Similarly, the guerrillas were depicted by Washington as terrorists incarnate; the army and the “Contras” (conservative irregulars and death squads sometimes funded and trained by the US) were protected from scrutiny and their operations vigorously defended. But as we now know from a UN investigation in Guatemala, in part financed by the Clinton administration, only 3 per cent of the deaths were caused by the rebels and 97 per cent by the government forces.

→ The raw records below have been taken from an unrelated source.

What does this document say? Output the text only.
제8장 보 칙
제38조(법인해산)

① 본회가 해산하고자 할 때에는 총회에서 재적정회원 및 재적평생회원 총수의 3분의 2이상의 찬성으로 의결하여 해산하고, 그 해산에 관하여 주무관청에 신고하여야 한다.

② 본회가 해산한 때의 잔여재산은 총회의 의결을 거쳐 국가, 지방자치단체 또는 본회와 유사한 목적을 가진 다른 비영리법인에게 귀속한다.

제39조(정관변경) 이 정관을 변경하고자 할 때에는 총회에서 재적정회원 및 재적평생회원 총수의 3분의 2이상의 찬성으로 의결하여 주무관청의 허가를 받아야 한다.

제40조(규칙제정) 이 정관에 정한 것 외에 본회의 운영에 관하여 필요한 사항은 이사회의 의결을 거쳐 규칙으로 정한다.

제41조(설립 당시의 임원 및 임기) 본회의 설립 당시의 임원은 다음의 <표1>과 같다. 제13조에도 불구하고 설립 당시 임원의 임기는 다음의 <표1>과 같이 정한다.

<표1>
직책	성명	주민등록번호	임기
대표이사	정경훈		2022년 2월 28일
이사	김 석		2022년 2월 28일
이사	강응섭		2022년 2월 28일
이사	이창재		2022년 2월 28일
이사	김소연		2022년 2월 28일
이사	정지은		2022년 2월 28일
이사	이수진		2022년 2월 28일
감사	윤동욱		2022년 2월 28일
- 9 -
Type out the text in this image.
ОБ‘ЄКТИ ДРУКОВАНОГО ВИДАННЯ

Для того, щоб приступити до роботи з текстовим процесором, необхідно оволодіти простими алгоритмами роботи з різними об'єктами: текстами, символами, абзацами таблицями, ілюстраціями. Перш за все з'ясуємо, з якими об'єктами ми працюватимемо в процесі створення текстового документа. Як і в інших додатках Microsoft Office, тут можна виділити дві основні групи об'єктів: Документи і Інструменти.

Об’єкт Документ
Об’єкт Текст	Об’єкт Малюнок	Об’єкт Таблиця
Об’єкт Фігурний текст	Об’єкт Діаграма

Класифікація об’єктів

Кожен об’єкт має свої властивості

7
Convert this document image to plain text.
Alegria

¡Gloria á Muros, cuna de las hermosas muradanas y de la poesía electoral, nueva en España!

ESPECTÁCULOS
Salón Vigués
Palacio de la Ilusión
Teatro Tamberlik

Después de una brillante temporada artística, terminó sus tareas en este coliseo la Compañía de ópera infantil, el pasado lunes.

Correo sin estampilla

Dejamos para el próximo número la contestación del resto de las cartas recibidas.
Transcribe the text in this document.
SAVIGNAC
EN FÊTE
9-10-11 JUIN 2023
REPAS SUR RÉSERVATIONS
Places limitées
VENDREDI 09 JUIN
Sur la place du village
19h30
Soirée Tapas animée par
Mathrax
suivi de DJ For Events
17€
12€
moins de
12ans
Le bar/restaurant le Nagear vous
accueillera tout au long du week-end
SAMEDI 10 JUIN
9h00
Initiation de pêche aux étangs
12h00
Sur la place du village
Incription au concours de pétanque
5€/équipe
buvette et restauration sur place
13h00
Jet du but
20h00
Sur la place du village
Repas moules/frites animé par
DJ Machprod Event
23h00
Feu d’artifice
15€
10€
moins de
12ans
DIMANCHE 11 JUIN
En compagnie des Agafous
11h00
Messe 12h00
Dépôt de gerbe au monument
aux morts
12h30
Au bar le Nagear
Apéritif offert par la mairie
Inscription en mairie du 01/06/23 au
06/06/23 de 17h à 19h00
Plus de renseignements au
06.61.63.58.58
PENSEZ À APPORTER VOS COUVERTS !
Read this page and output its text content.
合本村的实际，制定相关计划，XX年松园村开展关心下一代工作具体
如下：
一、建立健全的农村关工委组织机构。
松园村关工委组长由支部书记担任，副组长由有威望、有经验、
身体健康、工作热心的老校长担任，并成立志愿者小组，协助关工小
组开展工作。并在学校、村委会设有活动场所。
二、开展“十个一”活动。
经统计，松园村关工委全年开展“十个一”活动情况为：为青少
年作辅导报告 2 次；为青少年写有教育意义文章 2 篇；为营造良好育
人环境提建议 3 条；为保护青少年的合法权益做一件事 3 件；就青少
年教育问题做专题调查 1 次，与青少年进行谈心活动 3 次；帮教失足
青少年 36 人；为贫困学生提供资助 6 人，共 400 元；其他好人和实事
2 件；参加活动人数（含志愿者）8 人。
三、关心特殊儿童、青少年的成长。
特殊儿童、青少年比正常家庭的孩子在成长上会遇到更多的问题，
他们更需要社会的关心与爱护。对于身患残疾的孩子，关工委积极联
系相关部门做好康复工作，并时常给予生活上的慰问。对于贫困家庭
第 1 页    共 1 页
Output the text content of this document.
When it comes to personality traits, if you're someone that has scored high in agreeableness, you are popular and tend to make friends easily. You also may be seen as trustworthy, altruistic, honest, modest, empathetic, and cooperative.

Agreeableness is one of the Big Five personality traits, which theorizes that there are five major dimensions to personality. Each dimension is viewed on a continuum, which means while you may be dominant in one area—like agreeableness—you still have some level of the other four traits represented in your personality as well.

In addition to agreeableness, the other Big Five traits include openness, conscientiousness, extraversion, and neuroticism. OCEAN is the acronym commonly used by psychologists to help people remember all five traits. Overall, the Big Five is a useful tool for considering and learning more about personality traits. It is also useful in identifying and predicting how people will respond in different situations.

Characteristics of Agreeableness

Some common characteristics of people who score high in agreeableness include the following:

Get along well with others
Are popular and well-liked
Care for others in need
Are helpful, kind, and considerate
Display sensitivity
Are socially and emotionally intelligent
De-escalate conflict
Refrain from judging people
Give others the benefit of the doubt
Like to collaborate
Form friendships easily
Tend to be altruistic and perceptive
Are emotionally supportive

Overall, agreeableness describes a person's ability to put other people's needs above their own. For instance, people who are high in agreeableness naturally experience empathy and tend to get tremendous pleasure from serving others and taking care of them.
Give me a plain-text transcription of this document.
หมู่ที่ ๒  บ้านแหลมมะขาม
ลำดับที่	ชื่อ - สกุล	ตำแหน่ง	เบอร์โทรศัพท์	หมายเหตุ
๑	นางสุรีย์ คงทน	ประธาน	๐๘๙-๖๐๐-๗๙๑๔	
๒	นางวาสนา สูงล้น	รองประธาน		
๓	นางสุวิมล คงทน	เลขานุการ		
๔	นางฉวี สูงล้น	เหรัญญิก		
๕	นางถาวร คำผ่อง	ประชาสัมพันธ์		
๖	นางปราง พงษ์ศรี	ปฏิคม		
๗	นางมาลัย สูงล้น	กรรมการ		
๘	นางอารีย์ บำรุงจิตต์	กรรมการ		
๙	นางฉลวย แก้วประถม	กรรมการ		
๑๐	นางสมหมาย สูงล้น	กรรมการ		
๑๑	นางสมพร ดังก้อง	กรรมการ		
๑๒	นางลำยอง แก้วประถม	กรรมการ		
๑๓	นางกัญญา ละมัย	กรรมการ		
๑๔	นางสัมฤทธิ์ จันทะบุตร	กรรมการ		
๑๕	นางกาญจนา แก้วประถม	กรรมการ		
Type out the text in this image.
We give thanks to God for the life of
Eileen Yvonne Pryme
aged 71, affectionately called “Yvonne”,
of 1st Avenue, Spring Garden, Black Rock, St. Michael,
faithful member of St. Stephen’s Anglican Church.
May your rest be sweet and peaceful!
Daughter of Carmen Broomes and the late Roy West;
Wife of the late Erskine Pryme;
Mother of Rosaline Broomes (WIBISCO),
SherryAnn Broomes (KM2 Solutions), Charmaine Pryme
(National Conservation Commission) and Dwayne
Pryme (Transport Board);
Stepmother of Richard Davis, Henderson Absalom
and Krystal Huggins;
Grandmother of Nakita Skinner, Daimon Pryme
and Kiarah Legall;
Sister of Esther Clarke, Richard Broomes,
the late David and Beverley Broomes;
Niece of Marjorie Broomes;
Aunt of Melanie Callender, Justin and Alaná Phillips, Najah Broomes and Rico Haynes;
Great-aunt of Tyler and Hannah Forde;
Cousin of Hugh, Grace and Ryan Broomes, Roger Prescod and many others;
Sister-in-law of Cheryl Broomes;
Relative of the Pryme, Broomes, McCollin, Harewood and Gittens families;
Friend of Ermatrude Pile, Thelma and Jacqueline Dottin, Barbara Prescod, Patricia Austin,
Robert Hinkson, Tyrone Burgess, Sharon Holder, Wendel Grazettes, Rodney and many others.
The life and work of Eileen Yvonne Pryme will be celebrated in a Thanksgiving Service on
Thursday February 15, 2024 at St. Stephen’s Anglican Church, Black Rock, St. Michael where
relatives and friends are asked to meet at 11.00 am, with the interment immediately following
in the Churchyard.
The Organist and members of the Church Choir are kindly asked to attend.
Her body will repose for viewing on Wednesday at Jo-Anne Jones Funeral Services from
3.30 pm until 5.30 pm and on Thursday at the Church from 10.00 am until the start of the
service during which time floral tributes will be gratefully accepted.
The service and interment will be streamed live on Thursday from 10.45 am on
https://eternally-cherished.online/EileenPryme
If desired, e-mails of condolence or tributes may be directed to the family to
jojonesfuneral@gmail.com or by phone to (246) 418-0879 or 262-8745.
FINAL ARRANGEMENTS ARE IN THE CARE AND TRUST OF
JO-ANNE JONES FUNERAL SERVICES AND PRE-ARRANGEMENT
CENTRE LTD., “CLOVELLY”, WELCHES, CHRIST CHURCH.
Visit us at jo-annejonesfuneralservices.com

So revealing was the UN report of the role played by the CIA in the Guatemalan war that president Bill Clinton went to Guatemala and said: “For the United States it is important that I state clearly that support for military forces and intelligence units which engaged in violence and wide-scale repression was wrong.”
This led The Washington Post to editorialise: “We Americans need our own truth commission.” But seven years after Clinton’s mea culpa on behalf of the US, we have two men who held high positions in the Reagan administration and were deeply involved in the murkier side of this clandestine war holding important posts today — Elliot Abrams is deputy national security adviser in the White House and John Negroponte is the director of national intelligence.
In Nicaragua, as the election campaign proceeds, the US has not been reticent about throwing its weight around. While one can only surmise what is going on in the background, in the foreground, the US ambassador, Paul Trivelli, has publicly intervened in the electoral debate on the side of Ortega’s opponents. It has been 16 years since president Daniel Ortega, the guerrillas’ former commander in chief, decided to stop the fighting, call an election, and then lost in a landslide. Since then, Nicaragua has been a democracy, albeit with a heavy dose of corruption that has helped insure that Nicaragua remains the poorest country in Central America and, after Haiti, the second poorest in the hemisphere. El Salvador, in contrast, which suffered an even bloodier civil war, has done well, partly by cosying up to Washington.
If Ortega does win on Sunday, Washington has some tough decisions to make. It can choose to work to undermine him, which will not be difficult given the precariousness of the economy. Withholding aid and discouraging private investment will be sufficient to give him a hard time. Or it can decide to let bygones be bygones and deal with him in the expectation that he is the reformed character he presents himself as.